É este um caminho perigoso, porque consiste em capitalizar o descontentamento, que é a forma mais imediata e interesseira da política. E a verdade é que tal discurso acolhe os descontentes, não porque lhe traga qualquer motivo de contentamento ou quaisquer perspetivas de desenvolvimento e de construção, mas apenas a rejeição do que está, o que constitui caminho de destruição.

Propor um caminho destes para a sociedade é um caminho suicidário para ela. Embora possa trazer vantagens a que o lança para a liça política.

Que esta proposta, ou ausência dela, tenha vindo a merecer a atenção e até o apoio de uma parte importante da população não pode senão tornar-se um motivo de preocupação cívica. Importa que as forças sociais analisem este acontecimento, que não se tem manifestado muito como ponto de reflexão dos comentadores.
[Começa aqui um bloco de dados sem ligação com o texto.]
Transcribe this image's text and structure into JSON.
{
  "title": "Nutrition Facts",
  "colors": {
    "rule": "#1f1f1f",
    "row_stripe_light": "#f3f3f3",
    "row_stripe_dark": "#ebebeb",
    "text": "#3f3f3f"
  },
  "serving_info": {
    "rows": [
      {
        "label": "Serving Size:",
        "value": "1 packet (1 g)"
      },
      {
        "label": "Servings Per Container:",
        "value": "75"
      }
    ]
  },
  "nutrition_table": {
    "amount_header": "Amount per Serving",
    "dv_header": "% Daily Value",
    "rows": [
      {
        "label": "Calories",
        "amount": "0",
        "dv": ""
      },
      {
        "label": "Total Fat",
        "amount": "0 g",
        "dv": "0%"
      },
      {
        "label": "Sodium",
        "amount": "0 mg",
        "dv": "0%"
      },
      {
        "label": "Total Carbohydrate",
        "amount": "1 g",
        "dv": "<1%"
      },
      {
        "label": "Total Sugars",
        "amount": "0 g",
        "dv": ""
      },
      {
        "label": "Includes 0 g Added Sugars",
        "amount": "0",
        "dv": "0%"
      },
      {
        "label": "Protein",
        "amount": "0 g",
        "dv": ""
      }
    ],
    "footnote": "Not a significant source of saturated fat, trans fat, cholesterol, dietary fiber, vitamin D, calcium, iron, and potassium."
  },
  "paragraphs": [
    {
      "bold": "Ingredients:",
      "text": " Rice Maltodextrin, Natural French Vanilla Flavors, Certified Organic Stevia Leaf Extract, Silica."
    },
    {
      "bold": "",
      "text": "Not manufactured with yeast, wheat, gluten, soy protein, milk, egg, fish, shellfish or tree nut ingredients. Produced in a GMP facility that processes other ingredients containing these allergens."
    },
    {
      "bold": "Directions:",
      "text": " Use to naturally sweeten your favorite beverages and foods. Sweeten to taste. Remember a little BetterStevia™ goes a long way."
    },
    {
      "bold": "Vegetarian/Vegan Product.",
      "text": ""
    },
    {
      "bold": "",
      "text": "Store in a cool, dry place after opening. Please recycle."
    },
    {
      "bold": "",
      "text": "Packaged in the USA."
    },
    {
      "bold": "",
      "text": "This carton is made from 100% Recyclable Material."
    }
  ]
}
Nem dos próprios partidos políticos, que não se têm empenhado em contrapor à destruição a construção de propostas mais equilibradas e viáveis.

Seja-me permitido neste contexto o aduzir a opinião de Manuel Antunes: “Por mais «artística» ou «científica» que a política se proclame, nunca ela poderá prescindir da dimensão moral. A actividade humana englobante… à política não é consentido apresentar-se como totalmente alheia ao universo ético. Mesmo quando o nega não deixa de o afirmar… Actividade humana, a política tem como qualquer outra actividade consciente e livre uma radical exigência de verdade, de unidade e de bondade. Pode esta exigência ser iludida no agir prático, ela permanece contudo no íntimo dos indivíduos como no seio das comunidades. No limite é sempre perigoso comportar-se como se ela não existisse… Hoje, mais que no passado, o grande perigo que ameaça a subversão ética pela política é a manipulação”. (Manuel Antunes, Enc. Verbo).

A esta manipulação se vem chamando hoje “populismo”, palavra que subverte o sentido do povo como agente de qualquer sentido democrático.

Não sabemos se haverá um regime político óptimo. Mas em todos os regimes ou propostas políticas o caminho da honestidade intelectual e moral não pode ser ultrapassado, em nome de intuitos ou interesses. A grandeza da sociedade humana está em exercer e merecer o respeito de todos.